By Wayne Madsen

For the first time since the weeks and months after 9/11, Congressional leaders and staff are, once again, discussing presidential line-of-succession. The focus is on the Senate President pro tem position, which, according to the Presidential Succession Act of 1947, places the Senate President third in line of succession to the President after the Vice President and Speaker of the House of Representatives. Also being discussed is the re-constitution of the U.S. Congress in the event that a major "catastrophe" wipes out a number of senators and representatives.

Increasingly, lawmakers are concerned about the fact that due to seniority, the current and last Senate Presidents pro tem have been aging octogenarians, and one of them served in the post as a nonagenarian. The current president, Senator Daniel Inouye of Hawaii, is 86. Inouye replaced Senator Robert Byrd last year. Byrd was 92.

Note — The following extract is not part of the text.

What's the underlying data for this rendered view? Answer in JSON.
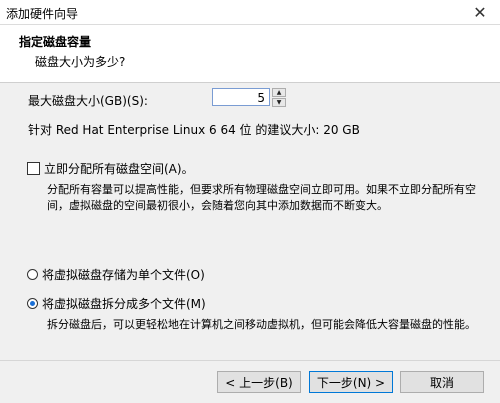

In the cases of Byrd, had the top leadership, the President, Vice President, and Speaker of the House, been lost in a major catastrophic event, the duties of the presidency would have fallen, for all practical purposes, on Byrd's senior staff. The same situation now exists with the aging Inouye.

Although Senate Majority Leader Harry Reid (D-NV) has been reluctant to talk about proposals to change the Senate rules to ensure that someone more able-bodied and -minded is in the Senate President pro tem position, the seniority achieved by senators like Byrd and Inouye make it virtually impossible to force them to give up the prestigious position with all its perks.

  Memorandum to Explode!

Another term being used by Congressional staffers concerned about line-of-succession is "decapitation," a term not heard much since the days after 9/11. Decapitation refers to the sudden elimination of the top leadership of the U.S. government as the result of a catastrophic event, which could include a surprise nuclear attack on Washington, a major terrorist attack, or a Armageddon-level natural disaster.

It is not known what has prompted Congress's renewed interest in the line-of-succession debate.